July 19, 2011

Durbin Commends the Gates Foundation and USAID for Clean Water Initiatives in the Developing World

New partnership will provide grants to support promising and cost-effective clean water, sanitation, and hygiene approaches

[WASHINGTON, D.C.] – Assistant Senate Majority Leader Dick Durbin (D-IL) today commended the Bill and Melinda Gates Foundation for investing $8.5 million in the United States Agency for International Development’s (USAID) new WASH for Life grant program. WASH for Life will use USAID's Development Innovation Ventures program to seek, test, and scale cost-effective and sustainable clean water, sanitation, and hygiene (WASH) delivery systems in developing countries. USAID will match The Gates Foundation’s investment, making a total of $17 million available for innovative, new solutions.

 

“Access to safe drinking water and adequate sanitation is a right that everyone in the world ought to enjoy but too few are able to realize,” Durbin said. “I applaud the Gates Foundation and USAID for working together to find new solutions to improve access and address this devastating problem.”

 

The WASH for Life grant program will focus its efforts on those earning under $2 a day in Bangladesh, Ethiopia, Ghana, Haiti, India, Kenya, Nigeria, and other countries. It intends to provide grants to WASH sector entrepreneurs and developers of resourceful solutions to the problems faced by the developing world in providing safe drinking water and adequate sanitation to residents.

 

Durbin has long worked to improve access to safe drinking water and basic sanitation services for the nearly one billion people worldwide currently lacking it. Earlier this year, Durbin and Senator Bob Corker (R-TN) introduced the Water for the World Act, a bill that builds on the success of the Paul Simon Water for the Poor Act of 2005 by placing clean water at the forefront of America’s development priorities.
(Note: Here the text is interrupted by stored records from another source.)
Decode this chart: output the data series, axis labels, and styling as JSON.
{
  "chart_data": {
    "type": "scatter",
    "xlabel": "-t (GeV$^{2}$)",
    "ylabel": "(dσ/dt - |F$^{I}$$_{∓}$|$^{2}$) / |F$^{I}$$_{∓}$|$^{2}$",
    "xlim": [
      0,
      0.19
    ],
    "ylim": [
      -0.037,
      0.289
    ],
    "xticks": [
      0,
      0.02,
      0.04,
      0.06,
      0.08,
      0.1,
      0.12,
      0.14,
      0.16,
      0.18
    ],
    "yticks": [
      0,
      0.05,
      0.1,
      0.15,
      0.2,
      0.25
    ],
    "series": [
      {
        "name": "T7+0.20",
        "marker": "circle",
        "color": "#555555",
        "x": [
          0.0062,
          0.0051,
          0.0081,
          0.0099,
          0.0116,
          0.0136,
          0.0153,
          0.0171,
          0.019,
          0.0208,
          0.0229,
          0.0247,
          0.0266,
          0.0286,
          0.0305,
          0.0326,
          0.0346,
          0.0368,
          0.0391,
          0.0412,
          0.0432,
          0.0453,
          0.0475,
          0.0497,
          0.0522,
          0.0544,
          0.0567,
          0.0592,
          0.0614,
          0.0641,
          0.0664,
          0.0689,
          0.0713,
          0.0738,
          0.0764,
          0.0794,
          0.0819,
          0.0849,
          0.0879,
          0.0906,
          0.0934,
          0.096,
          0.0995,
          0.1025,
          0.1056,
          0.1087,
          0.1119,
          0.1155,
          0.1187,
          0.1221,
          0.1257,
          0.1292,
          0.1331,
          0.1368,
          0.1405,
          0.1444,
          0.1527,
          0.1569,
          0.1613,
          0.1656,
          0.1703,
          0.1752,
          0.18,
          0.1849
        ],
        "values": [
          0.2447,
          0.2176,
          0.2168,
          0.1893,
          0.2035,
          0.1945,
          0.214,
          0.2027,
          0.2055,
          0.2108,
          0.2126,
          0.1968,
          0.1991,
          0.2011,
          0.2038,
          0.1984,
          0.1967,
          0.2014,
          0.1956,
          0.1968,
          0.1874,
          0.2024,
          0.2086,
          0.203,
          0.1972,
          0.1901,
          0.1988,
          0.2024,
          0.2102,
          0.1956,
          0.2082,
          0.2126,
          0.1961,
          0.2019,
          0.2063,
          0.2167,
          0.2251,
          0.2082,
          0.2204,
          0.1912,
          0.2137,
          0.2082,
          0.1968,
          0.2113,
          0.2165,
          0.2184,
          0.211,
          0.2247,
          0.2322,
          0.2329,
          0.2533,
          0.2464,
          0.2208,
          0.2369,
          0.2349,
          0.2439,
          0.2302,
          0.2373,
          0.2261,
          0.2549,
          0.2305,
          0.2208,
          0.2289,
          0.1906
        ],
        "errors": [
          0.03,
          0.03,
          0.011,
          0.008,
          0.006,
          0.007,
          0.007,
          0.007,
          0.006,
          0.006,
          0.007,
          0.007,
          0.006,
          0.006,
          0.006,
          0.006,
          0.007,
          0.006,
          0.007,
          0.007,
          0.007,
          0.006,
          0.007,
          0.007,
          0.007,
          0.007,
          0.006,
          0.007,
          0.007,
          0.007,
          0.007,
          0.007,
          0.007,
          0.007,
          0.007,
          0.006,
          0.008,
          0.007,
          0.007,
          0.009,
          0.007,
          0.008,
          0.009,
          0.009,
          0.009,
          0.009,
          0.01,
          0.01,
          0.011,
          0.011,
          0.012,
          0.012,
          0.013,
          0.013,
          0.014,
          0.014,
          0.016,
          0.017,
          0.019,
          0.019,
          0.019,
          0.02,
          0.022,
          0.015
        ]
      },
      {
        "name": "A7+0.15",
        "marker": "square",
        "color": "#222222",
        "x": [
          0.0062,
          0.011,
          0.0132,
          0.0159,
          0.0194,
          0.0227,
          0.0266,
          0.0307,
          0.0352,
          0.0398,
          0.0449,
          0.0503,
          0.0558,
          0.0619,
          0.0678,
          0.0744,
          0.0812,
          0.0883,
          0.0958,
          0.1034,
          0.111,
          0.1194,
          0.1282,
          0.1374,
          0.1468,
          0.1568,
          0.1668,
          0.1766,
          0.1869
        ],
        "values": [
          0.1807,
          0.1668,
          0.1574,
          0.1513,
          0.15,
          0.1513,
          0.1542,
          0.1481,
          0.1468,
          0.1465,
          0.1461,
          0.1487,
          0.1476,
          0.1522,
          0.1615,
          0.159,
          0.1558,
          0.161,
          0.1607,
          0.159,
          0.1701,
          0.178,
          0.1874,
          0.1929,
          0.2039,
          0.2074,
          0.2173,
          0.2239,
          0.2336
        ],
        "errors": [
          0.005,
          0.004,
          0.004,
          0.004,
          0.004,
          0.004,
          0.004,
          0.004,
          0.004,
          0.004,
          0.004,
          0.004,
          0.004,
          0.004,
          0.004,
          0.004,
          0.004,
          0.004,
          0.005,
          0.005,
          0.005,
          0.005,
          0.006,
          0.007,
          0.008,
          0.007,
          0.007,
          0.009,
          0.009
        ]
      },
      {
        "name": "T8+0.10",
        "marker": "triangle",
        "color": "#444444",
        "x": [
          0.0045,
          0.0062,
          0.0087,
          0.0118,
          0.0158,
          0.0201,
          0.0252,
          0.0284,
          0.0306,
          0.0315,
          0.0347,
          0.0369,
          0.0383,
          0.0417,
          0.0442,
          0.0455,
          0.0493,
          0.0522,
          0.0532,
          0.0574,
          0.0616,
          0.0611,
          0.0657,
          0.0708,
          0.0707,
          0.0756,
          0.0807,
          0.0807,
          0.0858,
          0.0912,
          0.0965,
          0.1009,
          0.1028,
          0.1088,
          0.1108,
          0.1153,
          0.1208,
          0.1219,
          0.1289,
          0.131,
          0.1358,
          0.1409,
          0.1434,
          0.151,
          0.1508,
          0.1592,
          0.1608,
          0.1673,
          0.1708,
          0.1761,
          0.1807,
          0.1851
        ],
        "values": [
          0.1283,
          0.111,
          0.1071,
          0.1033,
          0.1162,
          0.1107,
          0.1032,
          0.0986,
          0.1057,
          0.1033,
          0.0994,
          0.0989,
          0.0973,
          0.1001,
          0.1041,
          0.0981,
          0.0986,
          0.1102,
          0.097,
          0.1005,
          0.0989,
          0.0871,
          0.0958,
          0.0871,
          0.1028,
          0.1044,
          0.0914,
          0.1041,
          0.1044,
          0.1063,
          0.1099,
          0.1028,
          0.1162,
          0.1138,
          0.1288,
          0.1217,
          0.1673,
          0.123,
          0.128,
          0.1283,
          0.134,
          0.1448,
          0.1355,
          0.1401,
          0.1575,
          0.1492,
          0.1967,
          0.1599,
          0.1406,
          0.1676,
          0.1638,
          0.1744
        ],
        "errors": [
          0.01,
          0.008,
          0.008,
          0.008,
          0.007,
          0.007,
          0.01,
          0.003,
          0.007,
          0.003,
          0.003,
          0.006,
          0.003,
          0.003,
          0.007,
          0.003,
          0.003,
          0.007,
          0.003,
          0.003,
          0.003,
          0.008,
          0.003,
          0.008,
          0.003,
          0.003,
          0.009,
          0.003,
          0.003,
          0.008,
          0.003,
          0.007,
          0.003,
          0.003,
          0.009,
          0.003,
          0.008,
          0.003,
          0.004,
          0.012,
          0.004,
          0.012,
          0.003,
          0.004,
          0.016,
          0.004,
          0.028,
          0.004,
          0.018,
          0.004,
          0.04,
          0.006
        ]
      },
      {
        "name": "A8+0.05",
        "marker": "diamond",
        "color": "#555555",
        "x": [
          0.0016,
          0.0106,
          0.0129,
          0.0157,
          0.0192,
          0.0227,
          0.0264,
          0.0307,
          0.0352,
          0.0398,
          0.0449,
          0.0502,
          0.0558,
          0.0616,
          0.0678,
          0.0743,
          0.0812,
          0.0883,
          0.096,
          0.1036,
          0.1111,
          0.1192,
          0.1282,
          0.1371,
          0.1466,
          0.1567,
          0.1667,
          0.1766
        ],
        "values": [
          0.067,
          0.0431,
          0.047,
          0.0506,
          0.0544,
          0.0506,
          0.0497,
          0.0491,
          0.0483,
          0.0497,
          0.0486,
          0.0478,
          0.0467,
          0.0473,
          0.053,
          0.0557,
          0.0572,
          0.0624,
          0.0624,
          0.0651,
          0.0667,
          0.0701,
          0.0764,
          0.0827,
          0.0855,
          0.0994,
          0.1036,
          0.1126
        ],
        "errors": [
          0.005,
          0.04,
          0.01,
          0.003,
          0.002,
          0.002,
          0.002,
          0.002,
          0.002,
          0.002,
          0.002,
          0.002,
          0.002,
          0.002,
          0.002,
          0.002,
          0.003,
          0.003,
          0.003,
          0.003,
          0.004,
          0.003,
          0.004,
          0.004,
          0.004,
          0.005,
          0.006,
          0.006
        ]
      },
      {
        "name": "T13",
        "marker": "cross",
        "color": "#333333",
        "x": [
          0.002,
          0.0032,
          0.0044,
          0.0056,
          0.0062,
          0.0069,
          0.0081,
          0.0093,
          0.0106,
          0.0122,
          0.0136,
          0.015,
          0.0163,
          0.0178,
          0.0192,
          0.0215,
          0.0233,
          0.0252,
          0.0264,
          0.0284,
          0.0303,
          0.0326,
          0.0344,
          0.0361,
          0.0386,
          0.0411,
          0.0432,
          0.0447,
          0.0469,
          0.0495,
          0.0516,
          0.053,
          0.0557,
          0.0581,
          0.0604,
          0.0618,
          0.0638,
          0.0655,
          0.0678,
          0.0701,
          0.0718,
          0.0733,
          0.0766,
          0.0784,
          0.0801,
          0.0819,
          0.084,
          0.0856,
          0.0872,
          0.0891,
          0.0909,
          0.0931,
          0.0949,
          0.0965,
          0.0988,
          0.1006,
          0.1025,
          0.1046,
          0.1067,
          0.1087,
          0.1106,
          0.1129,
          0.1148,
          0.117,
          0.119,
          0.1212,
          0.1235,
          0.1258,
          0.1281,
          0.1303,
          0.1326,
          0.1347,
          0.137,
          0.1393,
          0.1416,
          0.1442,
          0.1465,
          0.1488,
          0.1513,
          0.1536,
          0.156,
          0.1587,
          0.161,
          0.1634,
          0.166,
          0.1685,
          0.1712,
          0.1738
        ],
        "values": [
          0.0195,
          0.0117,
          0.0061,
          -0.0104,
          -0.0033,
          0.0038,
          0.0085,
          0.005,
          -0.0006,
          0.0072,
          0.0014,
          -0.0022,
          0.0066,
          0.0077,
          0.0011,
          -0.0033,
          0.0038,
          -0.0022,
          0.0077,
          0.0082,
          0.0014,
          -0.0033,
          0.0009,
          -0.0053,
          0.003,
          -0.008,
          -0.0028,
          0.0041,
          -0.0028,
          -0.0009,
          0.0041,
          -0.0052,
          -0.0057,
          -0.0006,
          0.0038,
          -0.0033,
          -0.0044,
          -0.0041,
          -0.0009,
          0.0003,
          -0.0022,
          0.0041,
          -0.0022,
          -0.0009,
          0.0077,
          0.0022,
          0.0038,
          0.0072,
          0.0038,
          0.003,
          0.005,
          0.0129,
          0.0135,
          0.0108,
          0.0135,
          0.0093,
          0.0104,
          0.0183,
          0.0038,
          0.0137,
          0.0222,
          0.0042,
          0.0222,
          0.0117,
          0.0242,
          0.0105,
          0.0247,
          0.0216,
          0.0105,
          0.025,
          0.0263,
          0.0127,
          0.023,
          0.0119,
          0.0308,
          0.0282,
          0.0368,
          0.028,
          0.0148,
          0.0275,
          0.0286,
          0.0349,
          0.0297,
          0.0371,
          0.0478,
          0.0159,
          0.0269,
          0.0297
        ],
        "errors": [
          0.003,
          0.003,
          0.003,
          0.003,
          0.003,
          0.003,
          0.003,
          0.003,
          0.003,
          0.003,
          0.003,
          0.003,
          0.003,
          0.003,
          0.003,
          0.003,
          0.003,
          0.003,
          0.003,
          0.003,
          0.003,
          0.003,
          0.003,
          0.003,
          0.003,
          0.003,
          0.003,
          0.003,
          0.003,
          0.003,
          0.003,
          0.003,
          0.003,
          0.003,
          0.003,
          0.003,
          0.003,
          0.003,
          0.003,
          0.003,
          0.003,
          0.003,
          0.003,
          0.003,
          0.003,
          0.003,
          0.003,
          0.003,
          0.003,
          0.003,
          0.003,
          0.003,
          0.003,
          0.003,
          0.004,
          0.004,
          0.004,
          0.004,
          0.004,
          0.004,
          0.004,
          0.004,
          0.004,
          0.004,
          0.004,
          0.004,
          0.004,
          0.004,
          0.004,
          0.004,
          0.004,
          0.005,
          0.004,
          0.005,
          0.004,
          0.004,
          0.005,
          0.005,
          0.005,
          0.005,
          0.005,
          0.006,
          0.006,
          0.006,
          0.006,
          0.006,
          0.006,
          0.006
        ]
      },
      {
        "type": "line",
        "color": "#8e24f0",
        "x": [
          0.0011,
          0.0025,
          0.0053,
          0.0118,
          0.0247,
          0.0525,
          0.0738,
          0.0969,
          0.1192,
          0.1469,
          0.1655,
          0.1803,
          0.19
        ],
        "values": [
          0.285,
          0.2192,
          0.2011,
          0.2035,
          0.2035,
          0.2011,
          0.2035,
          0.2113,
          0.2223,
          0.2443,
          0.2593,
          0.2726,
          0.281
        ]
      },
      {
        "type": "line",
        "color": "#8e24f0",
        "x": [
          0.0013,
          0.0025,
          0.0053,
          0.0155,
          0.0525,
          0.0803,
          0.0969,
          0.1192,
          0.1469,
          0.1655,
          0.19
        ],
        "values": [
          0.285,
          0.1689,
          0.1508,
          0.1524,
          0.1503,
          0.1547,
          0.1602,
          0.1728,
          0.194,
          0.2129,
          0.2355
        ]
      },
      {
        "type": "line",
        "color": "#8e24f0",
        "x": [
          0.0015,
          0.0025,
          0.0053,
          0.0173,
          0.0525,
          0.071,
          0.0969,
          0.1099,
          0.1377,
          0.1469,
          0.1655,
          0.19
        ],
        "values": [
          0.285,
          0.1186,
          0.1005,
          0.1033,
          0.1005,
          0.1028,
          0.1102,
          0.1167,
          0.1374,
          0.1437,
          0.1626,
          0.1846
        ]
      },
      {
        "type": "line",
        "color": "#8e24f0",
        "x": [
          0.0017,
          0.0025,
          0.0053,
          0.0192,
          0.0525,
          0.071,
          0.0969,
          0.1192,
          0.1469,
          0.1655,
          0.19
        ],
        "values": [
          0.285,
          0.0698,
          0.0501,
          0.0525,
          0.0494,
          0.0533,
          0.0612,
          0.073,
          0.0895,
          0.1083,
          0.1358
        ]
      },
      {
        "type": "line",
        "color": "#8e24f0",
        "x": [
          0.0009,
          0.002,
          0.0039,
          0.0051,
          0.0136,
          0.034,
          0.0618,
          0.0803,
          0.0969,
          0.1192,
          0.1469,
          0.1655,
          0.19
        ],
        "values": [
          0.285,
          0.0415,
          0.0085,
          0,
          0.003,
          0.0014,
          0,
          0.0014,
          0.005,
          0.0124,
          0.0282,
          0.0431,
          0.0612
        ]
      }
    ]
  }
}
The legislation seeks to reach 100 million people around the world with sustainable first time access to clean water and sanitation within 6 years of enactment and includes provisions for this kind of innovating public private cost sharing approach.  Earlier this year USAID also established a Global Water Coordinator to more effectively provide water and sanitation programs to the world’s poor – also a key provision of the Durbin/Corker bill.